Maybe I’m misconstruing, and this angle has, in fact, been covered before. After all, this album is immersed in so many abstractions that it’s an abstraction in itself. Hval buries her ideas amidst the layers of consciousness that exist in her surreal and atmospheric soundscapes, until her voice rises above to deliver a scathing indictment, or an evocative statement upon which to base your own thesis.
“It’s biology; it’s my own fault” subverts she, and the sardonic tone does not go amiss – it comes across as an eloquently articulated argument for embracing feminine identity and against post-feminist rhetoric.
If there’s one thing I adore especially about plane’s review, it’s how he analyses Hval’s considered application of language. At this point (and past it, into
Blood Bitch territory) her manipulation of meaning is a standard, a fundamental characteristic of her creative output. It strikes me how the use of words like ‘cunt’ and ‘dick’, throughout the record, are once again so far removed from notions of vulgarity; at least, they’re posited in such a way that social obloquy cannot touch them. In the negative space between these words, one is provoked into considering their biological significance, as opposed to their societal significance.

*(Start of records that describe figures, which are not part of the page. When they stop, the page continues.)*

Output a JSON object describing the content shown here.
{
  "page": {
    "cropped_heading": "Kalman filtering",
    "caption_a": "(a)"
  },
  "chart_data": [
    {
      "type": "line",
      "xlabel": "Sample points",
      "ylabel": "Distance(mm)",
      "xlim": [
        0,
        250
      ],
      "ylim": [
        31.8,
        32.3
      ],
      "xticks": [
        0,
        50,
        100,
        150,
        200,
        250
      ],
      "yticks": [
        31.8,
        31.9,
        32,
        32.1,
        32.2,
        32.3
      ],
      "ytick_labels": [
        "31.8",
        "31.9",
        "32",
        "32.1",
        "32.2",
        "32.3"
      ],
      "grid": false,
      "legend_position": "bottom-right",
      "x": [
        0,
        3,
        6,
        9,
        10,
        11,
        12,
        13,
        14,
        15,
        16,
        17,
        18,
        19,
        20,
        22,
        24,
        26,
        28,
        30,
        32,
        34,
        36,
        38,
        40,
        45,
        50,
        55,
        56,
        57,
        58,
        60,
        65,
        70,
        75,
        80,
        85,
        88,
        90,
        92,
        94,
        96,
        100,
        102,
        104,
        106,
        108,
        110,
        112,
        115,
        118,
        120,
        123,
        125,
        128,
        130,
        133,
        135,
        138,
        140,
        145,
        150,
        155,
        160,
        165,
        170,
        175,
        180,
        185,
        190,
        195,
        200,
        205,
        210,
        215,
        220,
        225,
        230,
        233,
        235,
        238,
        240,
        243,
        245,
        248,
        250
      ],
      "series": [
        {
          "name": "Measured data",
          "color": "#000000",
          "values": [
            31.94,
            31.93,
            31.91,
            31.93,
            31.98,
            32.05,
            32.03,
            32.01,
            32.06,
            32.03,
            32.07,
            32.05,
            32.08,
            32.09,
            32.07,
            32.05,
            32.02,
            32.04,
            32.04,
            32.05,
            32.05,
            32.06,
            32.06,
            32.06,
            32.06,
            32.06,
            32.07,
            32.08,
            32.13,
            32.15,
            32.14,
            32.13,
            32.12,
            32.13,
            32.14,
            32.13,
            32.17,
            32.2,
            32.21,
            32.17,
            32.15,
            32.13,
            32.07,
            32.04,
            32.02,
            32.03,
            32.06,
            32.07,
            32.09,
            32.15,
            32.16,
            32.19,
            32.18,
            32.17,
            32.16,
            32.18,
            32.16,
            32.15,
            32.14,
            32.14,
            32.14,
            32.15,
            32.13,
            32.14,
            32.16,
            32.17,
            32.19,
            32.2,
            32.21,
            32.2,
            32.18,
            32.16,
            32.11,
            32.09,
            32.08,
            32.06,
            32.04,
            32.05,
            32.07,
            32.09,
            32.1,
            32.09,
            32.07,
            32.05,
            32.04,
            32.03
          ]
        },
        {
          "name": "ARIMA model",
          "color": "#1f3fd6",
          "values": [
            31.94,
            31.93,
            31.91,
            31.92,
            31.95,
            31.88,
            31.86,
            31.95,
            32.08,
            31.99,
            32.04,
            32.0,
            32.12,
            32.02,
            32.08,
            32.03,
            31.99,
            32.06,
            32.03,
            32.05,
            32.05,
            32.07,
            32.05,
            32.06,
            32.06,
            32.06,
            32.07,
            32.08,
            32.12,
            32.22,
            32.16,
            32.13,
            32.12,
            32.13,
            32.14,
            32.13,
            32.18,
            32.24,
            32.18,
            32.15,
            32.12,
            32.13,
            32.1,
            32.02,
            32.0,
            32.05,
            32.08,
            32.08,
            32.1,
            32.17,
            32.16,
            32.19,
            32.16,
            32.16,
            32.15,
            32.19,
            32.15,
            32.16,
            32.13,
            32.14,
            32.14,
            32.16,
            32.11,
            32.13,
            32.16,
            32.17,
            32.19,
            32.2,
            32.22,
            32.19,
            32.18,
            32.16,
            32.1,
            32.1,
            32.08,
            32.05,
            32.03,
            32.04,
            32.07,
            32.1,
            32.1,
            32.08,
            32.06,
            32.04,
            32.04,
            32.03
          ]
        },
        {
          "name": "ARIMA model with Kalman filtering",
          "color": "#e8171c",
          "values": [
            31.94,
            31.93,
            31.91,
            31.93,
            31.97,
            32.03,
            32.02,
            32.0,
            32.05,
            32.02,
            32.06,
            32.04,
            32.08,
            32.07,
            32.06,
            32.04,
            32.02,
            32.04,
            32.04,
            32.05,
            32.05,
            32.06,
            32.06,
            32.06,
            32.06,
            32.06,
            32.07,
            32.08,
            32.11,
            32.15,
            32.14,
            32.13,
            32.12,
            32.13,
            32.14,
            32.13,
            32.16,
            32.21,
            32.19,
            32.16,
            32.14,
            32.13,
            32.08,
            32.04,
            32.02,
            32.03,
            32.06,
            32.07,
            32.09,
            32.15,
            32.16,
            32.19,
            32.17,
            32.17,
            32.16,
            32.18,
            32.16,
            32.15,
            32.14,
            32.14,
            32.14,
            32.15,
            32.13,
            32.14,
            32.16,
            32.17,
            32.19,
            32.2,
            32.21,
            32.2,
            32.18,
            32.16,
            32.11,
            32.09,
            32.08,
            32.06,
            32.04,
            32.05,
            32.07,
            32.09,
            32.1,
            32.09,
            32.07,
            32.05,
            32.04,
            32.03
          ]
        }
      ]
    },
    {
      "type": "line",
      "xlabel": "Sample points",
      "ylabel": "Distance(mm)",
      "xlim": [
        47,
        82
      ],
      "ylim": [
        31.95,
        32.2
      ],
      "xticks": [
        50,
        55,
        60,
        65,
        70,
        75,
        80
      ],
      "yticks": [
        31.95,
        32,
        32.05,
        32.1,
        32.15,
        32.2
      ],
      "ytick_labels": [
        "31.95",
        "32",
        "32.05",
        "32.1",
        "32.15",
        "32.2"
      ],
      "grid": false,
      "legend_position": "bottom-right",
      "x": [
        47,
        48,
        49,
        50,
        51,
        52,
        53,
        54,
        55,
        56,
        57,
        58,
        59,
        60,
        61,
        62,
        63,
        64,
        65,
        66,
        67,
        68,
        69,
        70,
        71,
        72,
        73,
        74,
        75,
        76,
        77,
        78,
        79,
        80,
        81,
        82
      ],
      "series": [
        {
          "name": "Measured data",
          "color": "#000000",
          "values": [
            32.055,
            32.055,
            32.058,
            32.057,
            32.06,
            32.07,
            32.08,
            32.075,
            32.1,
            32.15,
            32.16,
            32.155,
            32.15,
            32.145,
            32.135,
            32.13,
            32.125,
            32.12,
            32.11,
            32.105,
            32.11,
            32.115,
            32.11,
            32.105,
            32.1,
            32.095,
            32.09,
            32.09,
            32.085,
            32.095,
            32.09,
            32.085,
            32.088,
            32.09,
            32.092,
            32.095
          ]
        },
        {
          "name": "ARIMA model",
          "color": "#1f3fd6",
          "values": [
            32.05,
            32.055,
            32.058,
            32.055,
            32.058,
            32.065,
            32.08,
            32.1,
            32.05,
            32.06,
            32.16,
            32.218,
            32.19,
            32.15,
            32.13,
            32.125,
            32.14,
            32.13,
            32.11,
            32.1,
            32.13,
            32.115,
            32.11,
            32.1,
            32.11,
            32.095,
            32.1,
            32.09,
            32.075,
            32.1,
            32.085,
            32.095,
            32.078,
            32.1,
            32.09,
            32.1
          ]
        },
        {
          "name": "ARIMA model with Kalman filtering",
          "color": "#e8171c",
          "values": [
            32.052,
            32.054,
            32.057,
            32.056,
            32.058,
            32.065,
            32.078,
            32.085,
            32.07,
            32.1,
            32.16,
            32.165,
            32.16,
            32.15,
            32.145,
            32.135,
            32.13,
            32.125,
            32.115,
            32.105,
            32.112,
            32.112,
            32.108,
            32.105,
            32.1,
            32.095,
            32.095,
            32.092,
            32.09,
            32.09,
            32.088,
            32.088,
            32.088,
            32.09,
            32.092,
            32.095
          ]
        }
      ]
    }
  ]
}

Sexuality and biology are, of course, linked to the same kind of femininity that Hval has engendered on other albums and on other days. But
Apocalypse, girl seems to scrutinize femininity through the lens of an out-of-body experience; the corporeal form sitting across itself, studying and consoling in equal measure; the metaphysical married with the physiological. When fantasies of dogs and horses are positioned contiguously with one’s idea of identity, Hval is able to examine herself in the same way that a listener would: detached, from an alien perspective, as though the inverse of what plane suggests she does on
Viscera.
And so this relationship is mutually beneficial – I get beautiful music, and an opportunity to try and understand/empathise with a uniquely feminine approach to self-discovery, while Hval gets a chance to apply her selfhood to a range of different contexts in order to come to terms with it. Now excuse me, while I get myself in trouble for inadvertently singing
“metal spikes embrace my spine, my face, my cunt“ around a loitering group of schoolchildren on my way to getting my phone fixed.